Published online Sep 26, 2023. doi: 10.12998/wjcc.v11.i27.6613
Peer-review started: June 28, 2023
First decision: August 5, 2023
Revised: August 9, 2023
Accepted: August 17, 2023
Article in press: August 17, 2023
Published online: September 26, 2023
Processing time: 84 Days and 7 Hours
Internal hernia is a rare cause of acute abdomen and intestinal obstruction in adults. Internal abdominal hernias include paraduodenal, perigastric, foramen of Winslow, intersigmoid, and post-anastomotic hernias and can be congenital or acquired. Internal hernias occur in 1%-2% of patients, and transmesocolic hernias are extremely rare. This report presents a patient with a transverse mesocolic hernia with a preoperative diagnosis of small intestinal obstruction.
A 45-year-old Chinese woman was admitted to the hospital with middle and upper abdominal pain for 2 d, abdominal distension, and vomiting. After abdominal computed tomography, she was diagnosed with an internal abdominal hernia complicated by small intestinal obstruction and underwent emergency laparoscopic surgery. The patient recovered well and was discharged 6 d postoperatively.

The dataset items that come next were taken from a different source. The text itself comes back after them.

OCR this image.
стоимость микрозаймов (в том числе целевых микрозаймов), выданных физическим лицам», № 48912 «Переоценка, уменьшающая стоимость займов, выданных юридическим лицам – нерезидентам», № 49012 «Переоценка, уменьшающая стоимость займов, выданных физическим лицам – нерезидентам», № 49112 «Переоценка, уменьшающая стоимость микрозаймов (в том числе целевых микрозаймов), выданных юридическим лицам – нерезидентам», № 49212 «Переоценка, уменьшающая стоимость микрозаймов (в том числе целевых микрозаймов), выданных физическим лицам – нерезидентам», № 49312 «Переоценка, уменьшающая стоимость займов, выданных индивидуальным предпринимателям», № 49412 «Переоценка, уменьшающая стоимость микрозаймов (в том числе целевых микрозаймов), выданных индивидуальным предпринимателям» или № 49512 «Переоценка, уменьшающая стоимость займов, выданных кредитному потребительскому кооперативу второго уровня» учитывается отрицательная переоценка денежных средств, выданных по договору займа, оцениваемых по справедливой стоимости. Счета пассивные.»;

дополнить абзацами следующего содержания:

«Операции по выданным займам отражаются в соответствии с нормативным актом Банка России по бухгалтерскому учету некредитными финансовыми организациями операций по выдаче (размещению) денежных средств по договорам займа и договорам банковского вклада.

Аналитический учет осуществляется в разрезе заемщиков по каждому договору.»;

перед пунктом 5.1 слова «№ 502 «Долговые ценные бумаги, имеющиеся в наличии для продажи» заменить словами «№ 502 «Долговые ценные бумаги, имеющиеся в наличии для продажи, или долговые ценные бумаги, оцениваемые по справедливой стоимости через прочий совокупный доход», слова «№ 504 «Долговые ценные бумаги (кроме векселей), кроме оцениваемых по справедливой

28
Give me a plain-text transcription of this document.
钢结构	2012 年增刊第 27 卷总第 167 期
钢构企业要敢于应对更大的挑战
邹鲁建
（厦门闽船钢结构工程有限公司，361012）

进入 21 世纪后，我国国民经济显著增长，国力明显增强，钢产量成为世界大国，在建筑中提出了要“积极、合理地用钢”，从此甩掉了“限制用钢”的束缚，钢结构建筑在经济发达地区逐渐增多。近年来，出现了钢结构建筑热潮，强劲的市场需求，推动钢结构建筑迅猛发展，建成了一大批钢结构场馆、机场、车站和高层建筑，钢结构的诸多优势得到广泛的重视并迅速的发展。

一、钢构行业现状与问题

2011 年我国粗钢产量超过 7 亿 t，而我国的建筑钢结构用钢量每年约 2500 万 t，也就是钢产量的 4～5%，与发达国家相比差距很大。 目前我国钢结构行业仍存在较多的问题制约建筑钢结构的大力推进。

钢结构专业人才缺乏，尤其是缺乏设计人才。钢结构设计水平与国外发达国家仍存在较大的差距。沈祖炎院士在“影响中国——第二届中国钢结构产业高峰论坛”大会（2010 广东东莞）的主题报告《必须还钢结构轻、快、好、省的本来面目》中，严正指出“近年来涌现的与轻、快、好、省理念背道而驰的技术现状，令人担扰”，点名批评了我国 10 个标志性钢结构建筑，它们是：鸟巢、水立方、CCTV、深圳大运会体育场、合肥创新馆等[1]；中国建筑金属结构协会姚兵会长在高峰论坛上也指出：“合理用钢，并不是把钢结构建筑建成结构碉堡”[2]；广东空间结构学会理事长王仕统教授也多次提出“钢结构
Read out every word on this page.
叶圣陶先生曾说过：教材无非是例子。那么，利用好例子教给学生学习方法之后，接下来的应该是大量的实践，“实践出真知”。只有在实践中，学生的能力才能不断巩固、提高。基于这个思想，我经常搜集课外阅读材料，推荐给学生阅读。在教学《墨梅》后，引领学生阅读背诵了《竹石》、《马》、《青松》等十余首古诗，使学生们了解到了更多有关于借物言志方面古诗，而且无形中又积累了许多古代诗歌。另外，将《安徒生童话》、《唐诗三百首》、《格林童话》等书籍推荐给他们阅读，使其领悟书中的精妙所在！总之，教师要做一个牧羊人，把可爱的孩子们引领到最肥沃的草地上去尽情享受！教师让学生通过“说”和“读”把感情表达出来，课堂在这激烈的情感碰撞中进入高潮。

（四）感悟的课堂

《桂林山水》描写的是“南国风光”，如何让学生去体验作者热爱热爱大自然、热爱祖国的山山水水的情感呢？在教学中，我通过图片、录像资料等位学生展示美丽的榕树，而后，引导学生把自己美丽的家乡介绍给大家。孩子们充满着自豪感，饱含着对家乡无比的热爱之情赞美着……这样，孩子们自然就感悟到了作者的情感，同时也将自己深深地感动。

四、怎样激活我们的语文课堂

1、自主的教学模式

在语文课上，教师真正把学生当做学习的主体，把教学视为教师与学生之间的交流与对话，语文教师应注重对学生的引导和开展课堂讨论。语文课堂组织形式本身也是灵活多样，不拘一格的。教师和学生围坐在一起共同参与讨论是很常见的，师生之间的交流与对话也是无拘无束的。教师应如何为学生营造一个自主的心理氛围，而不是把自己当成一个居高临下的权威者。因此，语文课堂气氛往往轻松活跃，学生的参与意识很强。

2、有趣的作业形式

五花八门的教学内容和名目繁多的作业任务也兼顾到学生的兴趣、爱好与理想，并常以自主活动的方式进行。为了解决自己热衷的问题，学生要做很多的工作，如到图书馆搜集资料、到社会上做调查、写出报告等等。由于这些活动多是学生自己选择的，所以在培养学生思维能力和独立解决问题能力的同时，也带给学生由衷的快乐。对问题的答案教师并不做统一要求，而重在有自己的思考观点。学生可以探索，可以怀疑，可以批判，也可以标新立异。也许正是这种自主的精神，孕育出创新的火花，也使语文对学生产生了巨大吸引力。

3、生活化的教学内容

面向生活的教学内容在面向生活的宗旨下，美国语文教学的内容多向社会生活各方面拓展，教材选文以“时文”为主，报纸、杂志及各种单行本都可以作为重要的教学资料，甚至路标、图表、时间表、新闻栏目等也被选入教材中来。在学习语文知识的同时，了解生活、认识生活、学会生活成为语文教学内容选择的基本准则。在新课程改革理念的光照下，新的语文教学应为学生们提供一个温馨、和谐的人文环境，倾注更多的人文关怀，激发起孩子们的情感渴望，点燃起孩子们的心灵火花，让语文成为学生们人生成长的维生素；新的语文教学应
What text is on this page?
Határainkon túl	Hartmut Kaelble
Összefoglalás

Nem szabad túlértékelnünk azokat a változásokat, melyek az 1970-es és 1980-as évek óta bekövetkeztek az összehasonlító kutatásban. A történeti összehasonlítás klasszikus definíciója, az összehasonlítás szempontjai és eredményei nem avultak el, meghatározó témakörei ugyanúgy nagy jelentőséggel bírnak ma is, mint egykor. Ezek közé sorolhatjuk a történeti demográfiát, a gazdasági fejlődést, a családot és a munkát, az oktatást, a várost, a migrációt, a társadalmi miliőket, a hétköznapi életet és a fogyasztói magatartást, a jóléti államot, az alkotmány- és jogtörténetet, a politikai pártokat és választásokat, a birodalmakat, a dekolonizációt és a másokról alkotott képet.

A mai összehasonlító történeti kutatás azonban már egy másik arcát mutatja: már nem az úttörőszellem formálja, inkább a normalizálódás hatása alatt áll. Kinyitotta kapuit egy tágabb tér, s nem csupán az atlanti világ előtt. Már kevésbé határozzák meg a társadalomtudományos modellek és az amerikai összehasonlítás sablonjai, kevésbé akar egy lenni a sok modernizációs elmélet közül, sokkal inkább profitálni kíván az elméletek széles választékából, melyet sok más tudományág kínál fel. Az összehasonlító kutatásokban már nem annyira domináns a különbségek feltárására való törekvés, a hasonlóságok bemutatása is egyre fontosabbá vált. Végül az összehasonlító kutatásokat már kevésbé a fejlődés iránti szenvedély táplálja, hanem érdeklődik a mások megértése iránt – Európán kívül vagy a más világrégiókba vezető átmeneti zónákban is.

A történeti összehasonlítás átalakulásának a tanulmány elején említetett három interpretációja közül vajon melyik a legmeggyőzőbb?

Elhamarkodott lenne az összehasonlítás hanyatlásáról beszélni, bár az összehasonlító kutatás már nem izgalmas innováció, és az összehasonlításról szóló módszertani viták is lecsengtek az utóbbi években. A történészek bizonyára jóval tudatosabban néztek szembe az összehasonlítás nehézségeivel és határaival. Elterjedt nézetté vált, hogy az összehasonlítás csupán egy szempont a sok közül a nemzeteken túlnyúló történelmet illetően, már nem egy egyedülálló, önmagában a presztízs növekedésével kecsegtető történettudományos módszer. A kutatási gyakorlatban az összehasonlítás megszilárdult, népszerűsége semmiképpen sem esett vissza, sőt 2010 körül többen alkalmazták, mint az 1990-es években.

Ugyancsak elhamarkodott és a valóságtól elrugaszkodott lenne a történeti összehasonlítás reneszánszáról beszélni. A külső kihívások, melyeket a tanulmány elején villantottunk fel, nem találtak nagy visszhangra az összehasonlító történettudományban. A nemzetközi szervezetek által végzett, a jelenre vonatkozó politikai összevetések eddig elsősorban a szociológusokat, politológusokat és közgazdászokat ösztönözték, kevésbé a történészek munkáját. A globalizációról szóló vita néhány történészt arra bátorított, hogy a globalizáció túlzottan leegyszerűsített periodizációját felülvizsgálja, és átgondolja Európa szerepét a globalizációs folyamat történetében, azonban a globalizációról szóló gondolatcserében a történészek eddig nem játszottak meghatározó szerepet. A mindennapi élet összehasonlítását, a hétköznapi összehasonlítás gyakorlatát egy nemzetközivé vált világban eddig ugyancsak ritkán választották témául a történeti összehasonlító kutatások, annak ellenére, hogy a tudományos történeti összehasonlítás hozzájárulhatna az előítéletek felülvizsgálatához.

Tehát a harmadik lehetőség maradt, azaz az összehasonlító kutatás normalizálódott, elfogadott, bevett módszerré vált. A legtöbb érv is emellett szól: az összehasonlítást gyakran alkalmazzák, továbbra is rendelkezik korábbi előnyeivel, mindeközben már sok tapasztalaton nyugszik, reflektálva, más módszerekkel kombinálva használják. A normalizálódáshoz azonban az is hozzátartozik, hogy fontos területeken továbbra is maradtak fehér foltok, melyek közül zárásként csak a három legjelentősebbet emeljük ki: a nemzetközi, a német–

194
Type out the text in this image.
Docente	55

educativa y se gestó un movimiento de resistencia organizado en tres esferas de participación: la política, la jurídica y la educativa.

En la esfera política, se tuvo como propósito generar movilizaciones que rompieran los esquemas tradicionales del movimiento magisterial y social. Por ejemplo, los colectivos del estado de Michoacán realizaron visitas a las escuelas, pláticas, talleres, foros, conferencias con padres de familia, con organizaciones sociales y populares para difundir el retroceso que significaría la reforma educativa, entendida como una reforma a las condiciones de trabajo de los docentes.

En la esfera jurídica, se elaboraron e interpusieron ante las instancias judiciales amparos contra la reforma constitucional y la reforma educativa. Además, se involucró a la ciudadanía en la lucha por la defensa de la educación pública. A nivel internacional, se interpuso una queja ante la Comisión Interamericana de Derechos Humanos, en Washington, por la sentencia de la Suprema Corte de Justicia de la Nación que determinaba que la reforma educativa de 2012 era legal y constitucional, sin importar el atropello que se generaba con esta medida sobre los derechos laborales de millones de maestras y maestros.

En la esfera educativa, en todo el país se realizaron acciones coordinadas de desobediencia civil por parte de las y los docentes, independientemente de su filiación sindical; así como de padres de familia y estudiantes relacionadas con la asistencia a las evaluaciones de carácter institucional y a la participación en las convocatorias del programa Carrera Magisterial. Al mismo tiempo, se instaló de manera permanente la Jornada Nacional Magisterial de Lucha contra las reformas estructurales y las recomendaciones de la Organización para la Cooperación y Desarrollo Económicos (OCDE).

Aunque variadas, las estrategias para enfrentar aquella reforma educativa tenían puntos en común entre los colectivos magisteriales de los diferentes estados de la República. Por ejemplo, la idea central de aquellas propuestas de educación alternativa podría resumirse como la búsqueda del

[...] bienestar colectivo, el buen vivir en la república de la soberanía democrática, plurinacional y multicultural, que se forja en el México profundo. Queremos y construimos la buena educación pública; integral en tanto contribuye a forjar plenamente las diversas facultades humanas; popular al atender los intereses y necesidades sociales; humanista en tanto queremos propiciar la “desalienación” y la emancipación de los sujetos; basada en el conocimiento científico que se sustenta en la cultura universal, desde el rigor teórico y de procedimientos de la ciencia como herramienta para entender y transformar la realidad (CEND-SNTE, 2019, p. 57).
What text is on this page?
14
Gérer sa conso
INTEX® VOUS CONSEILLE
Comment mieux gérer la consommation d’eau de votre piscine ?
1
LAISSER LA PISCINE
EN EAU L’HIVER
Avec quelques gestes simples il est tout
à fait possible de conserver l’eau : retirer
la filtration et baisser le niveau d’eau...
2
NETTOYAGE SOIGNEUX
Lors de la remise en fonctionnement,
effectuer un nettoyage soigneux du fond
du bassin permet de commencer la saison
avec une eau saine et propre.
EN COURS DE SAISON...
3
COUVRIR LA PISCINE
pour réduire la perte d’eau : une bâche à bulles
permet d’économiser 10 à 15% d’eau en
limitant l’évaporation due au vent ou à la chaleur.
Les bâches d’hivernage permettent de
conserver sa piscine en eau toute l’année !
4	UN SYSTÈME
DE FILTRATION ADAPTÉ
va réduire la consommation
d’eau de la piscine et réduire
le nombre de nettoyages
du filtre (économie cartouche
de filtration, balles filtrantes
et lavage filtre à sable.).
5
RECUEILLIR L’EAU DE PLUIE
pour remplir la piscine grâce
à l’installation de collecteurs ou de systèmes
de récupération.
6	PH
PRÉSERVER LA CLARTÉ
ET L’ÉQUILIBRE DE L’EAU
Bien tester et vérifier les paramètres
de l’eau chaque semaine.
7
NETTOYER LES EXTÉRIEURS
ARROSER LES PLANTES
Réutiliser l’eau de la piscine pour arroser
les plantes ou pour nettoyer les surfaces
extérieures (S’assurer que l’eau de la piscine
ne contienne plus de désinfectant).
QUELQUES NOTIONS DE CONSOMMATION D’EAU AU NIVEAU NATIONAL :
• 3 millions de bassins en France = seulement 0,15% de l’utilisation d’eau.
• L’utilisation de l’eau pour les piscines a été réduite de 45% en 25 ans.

Transmesocolic hernias must be considered in adult patients with signs and symptoms of intestinal obstruction, even without a history of abdominal trauma or surgery.
Core Tip: Transverse mesocolic hernia with intestinal obstruction is a rare cause of acute abdomen in adults. This case emphasizes the importance of considering a diagnosis of transmesocolic hernia in adult patients with intestinal obstruction, even in the absence of a history of abdominal trauma or surgery. Intraoperative images and video included with this case report highlight the surgical procedures required to treat these rare hernias.